Compared with courthouse litigation, private arbitration has the following advantages:
- Safety: An experienced attorney-arbitrator with expertise in the subject area of the dispute is better able to correctly decide factual and legal issues than is a jury or an inexperienced trial judge struggling in an unfamiliar area. Extreme results are rare.
- Speed: An arbitration hearing usually occurs several months sooner than a court trial would occur (especially with the additional trial delays caused by Oregon's budget problems).
- Economy: The informality and streamlined procedures of arbitration result in significantly reduced attorney's fees and other costs (including reduced discovery).
- Efficiency: Arbitration eliminates elaborate pleadings, motion practice, case status appearances, daily call, and other paper-generating and attorney appearance requirements imposed by trial court rules and procedures.
- Convenient Hearing Dates: Because arbitration hearings are scheduled according to the availability of their attorneys and the parties, the hearing dates are convenient and conflict-free.
- Certainty of Hearing Dates: Because an arbitration hearing date has been set with the consent of all concerned, the hearing almost always takes place as scheduled.
- Privacy: Most laypersons are generally frightened of a courtroom and prefer the privacy and informal setting of arbitration.

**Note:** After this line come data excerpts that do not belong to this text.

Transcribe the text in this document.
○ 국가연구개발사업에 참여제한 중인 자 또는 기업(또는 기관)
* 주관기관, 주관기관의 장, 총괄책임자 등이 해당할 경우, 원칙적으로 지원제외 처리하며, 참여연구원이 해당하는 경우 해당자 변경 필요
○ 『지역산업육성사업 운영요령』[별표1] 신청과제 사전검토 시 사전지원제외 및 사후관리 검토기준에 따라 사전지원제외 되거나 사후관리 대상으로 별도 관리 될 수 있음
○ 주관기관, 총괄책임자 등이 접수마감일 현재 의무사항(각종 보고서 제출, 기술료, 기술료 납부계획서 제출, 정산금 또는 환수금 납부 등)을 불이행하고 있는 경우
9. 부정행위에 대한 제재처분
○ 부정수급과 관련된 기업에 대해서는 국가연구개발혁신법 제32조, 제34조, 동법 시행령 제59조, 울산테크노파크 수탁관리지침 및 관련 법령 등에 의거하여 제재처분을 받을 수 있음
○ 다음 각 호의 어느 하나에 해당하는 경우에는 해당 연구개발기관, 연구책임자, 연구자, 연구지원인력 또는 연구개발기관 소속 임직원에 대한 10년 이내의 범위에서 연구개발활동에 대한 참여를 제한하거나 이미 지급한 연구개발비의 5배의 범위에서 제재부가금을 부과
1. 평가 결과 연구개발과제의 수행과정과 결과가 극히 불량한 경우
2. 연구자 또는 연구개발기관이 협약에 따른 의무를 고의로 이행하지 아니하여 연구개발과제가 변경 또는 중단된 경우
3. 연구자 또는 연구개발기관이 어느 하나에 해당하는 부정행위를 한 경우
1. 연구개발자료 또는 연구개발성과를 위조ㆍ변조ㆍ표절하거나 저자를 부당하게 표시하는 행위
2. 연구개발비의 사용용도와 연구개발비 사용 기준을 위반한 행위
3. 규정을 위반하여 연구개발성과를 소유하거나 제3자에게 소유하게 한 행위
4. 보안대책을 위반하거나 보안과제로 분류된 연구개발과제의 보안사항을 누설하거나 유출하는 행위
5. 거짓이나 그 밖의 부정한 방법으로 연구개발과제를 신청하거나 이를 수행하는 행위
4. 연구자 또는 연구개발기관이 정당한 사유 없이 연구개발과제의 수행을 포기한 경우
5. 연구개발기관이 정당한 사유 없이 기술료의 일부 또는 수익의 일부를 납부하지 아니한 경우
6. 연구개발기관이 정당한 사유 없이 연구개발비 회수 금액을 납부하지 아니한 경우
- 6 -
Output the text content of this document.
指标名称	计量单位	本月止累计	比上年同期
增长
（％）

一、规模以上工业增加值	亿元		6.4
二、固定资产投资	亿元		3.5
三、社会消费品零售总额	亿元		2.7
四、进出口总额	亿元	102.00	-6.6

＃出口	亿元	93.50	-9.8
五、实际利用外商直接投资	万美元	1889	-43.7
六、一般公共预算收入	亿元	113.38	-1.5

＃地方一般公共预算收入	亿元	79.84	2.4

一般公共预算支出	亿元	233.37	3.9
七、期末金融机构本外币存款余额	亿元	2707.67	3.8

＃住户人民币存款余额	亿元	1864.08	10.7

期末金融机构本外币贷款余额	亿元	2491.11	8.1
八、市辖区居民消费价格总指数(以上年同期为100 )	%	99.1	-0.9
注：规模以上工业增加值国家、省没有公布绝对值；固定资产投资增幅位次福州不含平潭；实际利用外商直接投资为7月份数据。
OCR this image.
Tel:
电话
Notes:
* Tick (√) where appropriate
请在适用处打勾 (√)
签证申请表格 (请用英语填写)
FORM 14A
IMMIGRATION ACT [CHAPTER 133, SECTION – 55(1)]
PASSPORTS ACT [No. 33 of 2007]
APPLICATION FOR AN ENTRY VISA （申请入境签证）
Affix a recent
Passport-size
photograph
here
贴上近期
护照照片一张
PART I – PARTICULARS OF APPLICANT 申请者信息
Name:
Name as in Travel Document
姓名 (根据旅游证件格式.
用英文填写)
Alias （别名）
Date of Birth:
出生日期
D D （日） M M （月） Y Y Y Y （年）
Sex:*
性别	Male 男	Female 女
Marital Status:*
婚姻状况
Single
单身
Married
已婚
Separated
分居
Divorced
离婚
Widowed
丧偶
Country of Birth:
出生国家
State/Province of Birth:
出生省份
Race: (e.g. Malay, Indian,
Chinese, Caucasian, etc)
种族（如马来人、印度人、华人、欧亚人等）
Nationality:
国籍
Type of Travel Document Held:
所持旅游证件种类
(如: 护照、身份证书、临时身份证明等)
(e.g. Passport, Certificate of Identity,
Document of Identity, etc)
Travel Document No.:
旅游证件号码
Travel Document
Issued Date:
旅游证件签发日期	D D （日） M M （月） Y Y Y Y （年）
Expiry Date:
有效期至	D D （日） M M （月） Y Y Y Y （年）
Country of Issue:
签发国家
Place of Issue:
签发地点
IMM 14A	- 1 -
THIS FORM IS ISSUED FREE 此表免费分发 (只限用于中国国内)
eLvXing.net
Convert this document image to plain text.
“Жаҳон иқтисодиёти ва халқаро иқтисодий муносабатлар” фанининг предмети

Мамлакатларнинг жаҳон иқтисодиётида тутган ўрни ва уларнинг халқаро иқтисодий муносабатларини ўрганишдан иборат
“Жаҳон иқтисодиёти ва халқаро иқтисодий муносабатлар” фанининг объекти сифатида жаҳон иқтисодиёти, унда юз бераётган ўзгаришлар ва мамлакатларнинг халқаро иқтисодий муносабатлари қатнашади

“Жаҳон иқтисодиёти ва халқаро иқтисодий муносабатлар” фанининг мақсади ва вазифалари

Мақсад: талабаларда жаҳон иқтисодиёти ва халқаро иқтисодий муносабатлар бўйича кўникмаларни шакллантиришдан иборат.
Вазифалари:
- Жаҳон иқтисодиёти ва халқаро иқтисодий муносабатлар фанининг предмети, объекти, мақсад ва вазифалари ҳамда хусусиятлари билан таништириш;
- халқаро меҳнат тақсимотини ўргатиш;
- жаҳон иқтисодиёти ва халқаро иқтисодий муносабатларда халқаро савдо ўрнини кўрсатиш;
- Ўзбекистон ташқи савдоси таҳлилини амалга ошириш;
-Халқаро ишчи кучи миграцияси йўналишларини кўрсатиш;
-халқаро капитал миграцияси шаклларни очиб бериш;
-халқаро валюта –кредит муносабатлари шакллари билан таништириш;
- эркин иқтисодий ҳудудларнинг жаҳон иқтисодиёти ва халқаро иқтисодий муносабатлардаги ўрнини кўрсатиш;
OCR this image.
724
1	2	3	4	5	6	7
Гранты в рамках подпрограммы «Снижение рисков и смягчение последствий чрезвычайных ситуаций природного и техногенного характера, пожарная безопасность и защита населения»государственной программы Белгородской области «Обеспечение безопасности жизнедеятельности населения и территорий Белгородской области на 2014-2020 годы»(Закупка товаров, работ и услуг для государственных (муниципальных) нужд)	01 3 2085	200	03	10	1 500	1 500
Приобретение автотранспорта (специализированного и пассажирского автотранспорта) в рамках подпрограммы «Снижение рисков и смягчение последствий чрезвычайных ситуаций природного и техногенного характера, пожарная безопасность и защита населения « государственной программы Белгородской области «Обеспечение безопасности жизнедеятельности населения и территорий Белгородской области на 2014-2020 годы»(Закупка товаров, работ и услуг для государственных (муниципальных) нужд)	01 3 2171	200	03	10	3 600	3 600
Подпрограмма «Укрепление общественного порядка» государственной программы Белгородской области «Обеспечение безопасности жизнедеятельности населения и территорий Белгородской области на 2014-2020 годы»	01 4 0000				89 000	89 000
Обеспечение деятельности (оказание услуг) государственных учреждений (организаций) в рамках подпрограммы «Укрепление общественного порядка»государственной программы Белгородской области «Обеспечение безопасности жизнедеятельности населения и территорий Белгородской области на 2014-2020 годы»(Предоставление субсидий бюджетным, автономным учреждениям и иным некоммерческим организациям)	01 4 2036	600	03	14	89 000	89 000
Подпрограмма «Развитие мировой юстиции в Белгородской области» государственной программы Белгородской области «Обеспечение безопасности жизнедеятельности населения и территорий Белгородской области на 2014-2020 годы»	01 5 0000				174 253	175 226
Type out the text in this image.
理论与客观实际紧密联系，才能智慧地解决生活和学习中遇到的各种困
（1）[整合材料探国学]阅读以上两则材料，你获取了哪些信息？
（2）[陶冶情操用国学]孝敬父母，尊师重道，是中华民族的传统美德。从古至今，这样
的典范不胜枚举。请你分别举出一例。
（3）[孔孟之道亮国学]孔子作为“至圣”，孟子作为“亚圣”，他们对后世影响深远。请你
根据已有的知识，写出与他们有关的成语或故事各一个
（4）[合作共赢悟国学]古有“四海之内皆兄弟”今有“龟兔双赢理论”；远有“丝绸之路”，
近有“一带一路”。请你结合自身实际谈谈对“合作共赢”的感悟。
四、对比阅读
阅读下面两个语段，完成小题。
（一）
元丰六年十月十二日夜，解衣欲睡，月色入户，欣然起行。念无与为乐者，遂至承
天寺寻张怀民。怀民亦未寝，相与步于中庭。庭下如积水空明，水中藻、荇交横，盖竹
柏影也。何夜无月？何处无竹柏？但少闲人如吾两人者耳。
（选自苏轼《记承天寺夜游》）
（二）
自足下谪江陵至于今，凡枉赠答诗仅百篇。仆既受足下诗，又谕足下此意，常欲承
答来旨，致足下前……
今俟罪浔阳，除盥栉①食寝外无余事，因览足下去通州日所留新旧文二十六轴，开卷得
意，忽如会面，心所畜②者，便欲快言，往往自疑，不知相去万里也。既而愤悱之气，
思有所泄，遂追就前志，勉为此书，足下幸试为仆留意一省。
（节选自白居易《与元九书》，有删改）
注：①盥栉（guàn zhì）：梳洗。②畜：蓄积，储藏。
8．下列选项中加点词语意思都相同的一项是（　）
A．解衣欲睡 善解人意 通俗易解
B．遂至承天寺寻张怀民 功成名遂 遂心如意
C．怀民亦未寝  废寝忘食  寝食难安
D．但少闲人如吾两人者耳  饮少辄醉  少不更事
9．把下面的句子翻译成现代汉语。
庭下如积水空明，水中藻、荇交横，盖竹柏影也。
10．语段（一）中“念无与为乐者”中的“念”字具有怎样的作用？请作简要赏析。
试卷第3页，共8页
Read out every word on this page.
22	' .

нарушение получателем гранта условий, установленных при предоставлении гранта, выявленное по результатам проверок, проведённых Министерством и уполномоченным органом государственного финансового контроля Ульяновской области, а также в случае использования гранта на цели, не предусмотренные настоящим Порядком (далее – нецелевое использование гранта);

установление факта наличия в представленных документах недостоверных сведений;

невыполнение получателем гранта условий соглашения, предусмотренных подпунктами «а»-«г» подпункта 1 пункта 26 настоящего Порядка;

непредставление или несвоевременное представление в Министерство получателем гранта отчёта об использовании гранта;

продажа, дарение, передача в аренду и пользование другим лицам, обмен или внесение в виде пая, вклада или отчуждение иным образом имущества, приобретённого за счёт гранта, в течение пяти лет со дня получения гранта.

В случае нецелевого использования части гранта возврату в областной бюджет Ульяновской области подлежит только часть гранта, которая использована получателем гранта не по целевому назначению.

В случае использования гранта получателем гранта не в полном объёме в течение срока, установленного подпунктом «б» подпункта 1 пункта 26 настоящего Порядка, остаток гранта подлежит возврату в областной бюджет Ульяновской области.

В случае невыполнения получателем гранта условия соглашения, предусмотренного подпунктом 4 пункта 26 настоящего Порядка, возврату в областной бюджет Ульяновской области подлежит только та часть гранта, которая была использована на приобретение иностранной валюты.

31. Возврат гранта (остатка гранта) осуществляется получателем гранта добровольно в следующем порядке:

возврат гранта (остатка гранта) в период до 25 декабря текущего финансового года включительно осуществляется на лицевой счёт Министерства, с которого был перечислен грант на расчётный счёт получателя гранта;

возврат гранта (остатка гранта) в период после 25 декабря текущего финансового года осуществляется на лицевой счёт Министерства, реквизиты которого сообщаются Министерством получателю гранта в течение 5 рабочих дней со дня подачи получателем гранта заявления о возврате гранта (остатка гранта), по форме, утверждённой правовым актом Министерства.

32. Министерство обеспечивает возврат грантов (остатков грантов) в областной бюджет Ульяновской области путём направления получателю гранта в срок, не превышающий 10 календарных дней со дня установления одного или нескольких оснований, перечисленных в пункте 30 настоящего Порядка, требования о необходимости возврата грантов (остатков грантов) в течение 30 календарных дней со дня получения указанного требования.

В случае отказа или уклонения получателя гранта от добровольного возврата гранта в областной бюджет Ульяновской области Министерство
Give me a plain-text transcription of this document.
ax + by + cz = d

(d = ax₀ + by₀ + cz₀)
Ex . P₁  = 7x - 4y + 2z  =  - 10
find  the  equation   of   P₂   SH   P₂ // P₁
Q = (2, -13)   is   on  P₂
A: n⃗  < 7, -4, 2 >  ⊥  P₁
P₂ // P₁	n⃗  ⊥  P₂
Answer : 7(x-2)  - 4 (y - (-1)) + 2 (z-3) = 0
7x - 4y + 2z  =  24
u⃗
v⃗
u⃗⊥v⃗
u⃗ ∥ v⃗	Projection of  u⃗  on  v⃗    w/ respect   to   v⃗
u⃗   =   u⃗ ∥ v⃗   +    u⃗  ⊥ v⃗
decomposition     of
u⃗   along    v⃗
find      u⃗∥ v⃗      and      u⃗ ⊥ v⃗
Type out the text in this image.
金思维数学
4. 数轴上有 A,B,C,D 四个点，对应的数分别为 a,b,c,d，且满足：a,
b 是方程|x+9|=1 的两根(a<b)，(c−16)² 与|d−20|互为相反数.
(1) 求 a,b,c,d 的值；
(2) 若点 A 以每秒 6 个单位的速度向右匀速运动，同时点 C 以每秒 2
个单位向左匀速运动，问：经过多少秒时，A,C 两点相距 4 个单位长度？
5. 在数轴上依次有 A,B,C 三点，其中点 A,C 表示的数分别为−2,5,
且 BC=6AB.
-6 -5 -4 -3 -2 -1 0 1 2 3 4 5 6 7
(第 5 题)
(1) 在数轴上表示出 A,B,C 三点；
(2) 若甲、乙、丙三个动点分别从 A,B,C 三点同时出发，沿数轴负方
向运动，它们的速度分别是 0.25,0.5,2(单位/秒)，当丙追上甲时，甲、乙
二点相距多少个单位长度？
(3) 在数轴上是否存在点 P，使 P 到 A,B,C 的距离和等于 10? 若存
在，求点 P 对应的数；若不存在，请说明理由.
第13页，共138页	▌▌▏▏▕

- Finality: The challenges that can be made in court to an arbitrator's award are limited by statute and difficult to prove: corruption, fraud, partiality, arbitrator misconduct, etc. (ORS 36.705; 9 USC 10). An award cannot be challenged for an error in law or because of an unreasonable fact-finding. (See Arbitration and Mediation §8.23 (Oregon CLE 1996).) Although this practical finality is admittedly a two-edged sword, most commentators agree that the finality of an arbitration award is one of the benefits of arbitration.